Forse che dopo me non morirete?
Ma sì, stolidissimi, morivate,
ma sì, lagnosissimi, morirete!
È solo questione di tempo. Eppure,
ve lo dico da nemico, se foste
un capellino meno vili, ecco,
mica un capellone, no, un capellino
tutto andrebbe meglio, tutto umani,
vita, morte, miracoli e… respiro!
Ebbene sì, lasciate che vi sveli
questo trucco, o segreto se volete
del mestiere, giacché di questo un poco,
di respiro dico, a quanto pare io
m’intendo: respirereste meglio se
non a quel vostro deperente soma
o corpo come ossessi sempre e solo
voi pensaste, bensì anche e soprattutto
a quella cosa occulta, disusata
a quella cosa chiara e innominata
a quella cosa già chiamata anima.
Io sono colui che sta al confine
L’alto, il malinconico, il diverso
Il guardiano nella terra di nessuno.
Solitudine è il mio regno
Il giorno d’altri la mia notte.
Se piango sulla soglia del finito
è perché dentro mi ferì l’eterno
se vacillo in preda a oscuramenti
poi mi bagnano stille di lucore.
Io sono colui che tenerezza non incontra,
che ha pietà di chi si perde e prega.
Forse il tempo ti sembrò un abisso
Per il battito d’un cuore solo
Immisurabile,
in un brivido mortale forse il cielo
ti parve di vedere
a picco sulla tremante anima.
Grande sconosciuto amico,
di certo l’orizzonte cadde a pezzi
le sfere stellate s’incrinarono
dalla terra si levò un salmo e pianse il sole
quando all’angelo ti consegnasti
di cui portavi il nome.
Per te Gabriele, per il tuo dolore
quest’obolo d’argilla che ti dono
sia tramutato in grazia di parole.
L’ultima immagine vorrei tu fossi
che avrò negl’occhi prima di morire
con la tua guance d’alabastro tratte
magicamente in salvo dalla nebbia
che calerà sul viso
in un giorno assassinato al cuore.
Sarà d’estate tra scheletri di sole
e diluvi d’azzurro terebranti?
Non so, ma tu verrai come trapunta
di stellato algore per dare al fuoco
un’anima e a me il respiro
che mi farà di cielo.
Sarà d’inverno col buio che minaccia
E la tortora sul riarso prato brividente?

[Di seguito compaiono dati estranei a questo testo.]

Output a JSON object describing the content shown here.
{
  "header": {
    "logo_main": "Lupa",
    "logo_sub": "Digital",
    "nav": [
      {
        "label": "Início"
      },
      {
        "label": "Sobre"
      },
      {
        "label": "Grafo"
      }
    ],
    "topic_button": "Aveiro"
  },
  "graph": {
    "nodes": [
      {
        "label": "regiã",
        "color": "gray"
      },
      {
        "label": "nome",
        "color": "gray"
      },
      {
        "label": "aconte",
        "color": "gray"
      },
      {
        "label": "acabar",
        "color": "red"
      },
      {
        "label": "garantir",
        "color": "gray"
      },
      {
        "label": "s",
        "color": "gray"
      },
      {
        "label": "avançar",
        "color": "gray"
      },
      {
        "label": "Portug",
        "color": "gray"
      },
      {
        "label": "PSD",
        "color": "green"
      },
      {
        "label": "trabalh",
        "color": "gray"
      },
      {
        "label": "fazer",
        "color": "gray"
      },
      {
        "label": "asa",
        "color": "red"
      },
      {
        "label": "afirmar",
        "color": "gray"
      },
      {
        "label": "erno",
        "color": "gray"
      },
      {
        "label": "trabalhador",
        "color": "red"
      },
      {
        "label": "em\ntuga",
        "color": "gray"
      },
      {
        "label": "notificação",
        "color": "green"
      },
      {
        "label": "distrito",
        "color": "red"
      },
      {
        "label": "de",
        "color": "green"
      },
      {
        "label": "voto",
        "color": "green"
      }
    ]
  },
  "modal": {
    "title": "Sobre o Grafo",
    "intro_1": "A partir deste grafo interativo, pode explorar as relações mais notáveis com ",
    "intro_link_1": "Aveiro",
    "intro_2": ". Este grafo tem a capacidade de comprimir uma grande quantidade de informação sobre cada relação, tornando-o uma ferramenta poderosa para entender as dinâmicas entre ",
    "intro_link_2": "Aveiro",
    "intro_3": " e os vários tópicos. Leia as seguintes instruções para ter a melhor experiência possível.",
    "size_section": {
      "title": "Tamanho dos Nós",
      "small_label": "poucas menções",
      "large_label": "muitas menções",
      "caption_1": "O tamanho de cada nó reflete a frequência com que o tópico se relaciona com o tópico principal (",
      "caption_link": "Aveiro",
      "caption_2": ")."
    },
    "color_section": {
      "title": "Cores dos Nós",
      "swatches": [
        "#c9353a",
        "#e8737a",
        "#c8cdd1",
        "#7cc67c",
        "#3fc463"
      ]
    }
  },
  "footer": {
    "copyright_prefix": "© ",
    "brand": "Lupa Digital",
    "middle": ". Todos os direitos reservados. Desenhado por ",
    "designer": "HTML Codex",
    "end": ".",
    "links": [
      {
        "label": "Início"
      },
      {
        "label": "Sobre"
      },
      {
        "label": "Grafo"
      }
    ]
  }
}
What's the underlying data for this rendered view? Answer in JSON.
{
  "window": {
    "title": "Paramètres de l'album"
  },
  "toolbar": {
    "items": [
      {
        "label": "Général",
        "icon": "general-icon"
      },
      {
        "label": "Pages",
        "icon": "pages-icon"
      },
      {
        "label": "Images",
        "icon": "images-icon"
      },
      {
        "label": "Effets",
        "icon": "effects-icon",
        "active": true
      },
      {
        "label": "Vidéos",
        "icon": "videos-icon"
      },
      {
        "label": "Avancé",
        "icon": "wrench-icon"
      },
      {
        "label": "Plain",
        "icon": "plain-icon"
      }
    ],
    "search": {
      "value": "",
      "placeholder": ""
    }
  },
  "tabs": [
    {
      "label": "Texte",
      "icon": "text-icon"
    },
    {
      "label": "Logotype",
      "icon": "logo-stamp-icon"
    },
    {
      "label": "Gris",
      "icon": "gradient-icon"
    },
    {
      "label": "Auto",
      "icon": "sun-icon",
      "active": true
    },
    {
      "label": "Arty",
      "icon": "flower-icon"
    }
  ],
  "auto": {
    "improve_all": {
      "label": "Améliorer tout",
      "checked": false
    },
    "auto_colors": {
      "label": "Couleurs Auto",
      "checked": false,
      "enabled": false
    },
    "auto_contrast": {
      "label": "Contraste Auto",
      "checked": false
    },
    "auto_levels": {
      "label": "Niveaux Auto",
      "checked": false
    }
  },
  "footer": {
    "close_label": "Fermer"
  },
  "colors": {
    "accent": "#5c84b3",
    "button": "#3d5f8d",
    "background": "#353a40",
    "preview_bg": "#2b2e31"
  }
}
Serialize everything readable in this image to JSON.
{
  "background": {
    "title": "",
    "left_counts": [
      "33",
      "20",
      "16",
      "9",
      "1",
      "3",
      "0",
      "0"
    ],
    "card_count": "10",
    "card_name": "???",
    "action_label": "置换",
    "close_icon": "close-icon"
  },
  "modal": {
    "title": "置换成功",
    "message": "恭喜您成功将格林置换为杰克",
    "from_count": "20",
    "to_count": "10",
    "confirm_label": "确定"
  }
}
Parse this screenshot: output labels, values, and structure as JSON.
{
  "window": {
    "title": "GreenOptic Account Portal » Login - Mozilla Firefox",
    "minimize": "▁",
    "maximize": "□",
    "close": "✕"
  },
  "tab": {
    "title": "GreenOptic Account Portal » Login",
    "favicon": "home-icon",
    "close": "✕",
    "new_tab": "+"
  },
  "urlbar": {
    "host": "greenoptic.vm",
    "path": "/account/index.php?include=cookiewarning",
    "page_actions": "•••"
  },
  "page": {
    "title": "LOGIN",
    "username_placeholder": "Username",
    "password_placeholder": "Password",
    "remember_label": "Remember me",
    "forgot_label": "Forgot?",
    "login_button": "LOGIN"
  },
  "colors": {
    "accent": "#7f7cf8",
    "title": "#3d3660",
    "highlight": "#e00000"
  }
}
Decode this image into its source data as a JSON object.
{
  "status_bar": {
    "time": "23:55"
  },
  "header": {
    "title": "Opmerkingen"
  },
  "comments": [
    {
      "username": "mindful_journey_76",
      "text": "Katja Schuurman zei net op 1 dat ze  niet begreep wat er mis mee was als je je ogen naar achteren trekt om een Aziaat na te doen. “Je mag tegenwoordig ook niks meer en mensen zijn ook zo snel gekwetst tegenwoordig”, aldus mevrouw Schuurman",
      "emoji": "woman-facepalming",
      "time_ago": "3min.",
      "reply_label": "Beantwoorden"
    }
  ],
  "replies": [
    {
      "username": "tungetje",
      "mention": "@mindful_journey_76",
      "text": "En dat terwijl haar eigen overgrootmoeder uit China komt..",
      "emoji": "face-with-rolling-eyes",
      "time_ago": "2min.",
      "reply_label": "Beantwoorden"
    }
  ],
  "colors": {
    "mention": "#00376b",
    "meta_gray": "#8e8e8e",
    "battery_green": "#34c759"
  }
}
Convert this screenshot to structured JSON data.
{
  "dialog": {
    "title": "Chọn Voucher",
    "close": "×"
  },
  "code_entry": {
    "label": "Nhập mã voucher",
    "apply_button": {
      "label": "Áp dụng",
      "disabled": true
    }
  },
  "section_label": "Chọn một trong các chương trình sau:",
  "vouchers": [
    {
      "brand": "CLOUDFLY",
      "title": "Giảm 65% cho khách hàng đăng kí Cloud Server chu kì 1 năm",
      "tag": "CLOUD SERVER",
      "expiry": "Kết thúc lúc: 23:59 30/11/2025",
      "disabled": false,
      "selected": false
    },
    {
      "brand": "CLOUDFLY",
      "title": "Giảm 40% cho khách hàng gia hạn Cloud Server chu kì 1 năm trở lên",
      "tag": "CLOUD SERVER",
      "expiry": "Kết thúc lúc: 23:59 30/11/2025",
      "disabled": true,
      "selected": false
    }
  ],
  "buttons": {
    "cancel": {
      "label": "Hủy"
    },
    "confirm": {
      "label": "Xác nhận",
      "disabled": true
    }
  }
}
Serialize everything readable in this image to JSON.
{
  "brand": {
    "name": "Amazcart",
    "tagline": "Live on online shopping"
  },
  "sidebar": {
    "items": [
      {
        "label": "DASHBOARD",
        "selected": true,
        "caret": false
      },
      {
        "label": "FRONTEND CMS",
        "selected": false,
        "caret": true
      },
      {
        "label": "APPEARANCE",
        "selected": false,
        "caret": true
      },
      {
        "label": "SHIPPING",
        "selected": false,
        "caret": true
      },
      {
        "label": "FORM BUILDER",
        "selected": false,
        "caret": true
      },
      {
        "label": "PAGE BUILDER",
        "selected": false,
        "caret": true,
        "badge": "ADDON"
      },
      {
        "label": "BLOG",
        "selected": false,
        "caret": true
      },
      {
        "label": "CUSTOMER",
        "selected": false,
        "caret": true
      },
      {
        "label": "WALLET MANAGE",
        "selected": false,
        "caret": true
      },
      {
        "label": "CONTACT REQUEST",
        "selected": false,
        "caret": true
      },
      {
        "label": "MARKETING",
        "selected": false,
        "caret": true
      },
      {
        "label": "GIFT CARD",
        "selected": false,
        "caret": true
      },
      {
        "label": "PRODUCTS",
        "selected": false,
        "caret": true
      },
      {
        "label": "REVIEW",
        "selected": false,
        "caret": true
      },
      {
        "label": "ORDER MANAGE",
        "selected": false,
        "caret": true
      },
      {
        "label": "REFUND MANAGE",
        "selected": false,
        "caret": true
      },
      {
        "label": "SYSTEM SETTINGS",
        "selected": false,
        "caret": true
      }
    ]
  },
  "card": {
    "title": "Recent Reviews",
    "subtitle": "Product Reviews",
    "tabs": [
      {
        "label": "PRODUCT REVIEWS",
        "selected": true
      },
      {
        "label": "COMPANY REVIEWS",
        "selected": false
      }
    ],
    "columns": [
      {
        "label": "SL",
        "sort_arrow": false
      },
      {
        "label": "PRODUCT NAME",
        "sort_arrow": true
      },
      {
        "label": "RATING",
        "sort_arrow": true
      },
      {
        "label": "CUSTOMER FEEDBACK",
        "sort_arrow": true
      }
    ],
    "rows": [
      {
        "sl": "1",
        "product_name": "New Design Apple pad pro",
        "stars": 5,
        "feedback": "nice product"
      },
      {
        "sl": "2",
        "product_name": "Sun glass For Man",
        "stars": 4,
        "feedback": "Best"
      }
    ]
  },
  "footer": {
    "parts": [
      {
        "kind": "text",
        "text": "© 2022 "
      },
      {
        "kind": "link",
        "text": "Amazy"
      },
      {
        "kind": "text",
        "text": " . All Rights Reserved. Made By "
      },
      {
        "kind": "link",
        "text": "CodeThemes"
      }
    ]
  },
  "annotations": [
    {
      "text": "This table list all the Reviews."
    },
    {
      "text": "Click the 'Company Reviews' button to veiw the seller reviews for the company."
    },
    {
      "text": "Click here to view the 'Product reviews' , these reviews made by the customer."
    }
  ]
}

Certamente nella tempesta il faro
nella notte il lume buono tu sarai
con la tua bocca orlata di corallo
e le tue piccole gemmate mani,
i fiori ovunque sparsi
dalla bellezza tua infinita.
Sei la stella che l’oscurità circonda
sei la fiamma che la pena incrudelisce
sei la tregua che fa più aspra la battaglia
sei la guida in cui si specchia il labirinto
sei il giardino dove l’angelo ha riparo
dove fioriscono prima del silenzio
le rose estreme d’un gelido destino.
Fa’ luce ti prego fino all’anima
Se lo vuoi rischiara queste tenebre,
inazzurra il tormento che hai creato
ricama d’oro la sorte spesa invano;
aggiungi vita muta il lamento in canto,
sono obliato da me stesso un gorgo oscuro;
ho ancora un grido murato sulle labbra
e fango stigio disciolto nelle vene;
dammi parole di pietra da non dire,
l’approdo al sole è un cunicolo mortale.
Un poeta spera sempre che la luce
pupille implose torni ad irrorare,
inoltri trepidante un fremito
fin dentro gabbie di palpebre socchiuse.
Sotto tumuli di sabbie smemoranti
Allarga l’orizzonte e fa vibrare
Una parola sola, sordamente
Avvinta al proprio gemito, sul niente.
Un poeta non può essere ingannato,
anela d’ogni cosa
l’invisibile suo frutto,
e non s’illude e non dispera;
sa che un cristo attende,
appeso dappertutto.
Nel silenzio riposano i non pianti,
Heinrich, Wilhelm, Kurt,
Otto, Peter, Nikolaus,
i senza nome, i morti
i molti che un vasto vento benedice.
Stanno tra pietra aria acqua terra e luce,
perdonano la storia perché sanno
l’erba che cresce e il sole che la nutre.
Non gemono ora, ora non muoiono,
piuttosto con lieve sonno giacciono
fuori di sé sepolto il proprio inferno.
Ora dimentichi interrogano muti
L’impenetrabile pietà di sacre rondini.
Esistono luoghi martorianti,
tempi inerti, in cui la mente
macina nel nulla e vedi uomini
gestire come automi.
Non stupirti, del resto occorre spesso
che l’ora sia scandita
da acefali minuti incatenanti,
che con pena e con paura il piede affondi
nell’ostinato sforzo di calcare
aride lande ed interregni ciechi.
La tua penna brandisci come spada,
intingila nel rosso calamaio,
nel sangue del tuo cuore e guarda in alto!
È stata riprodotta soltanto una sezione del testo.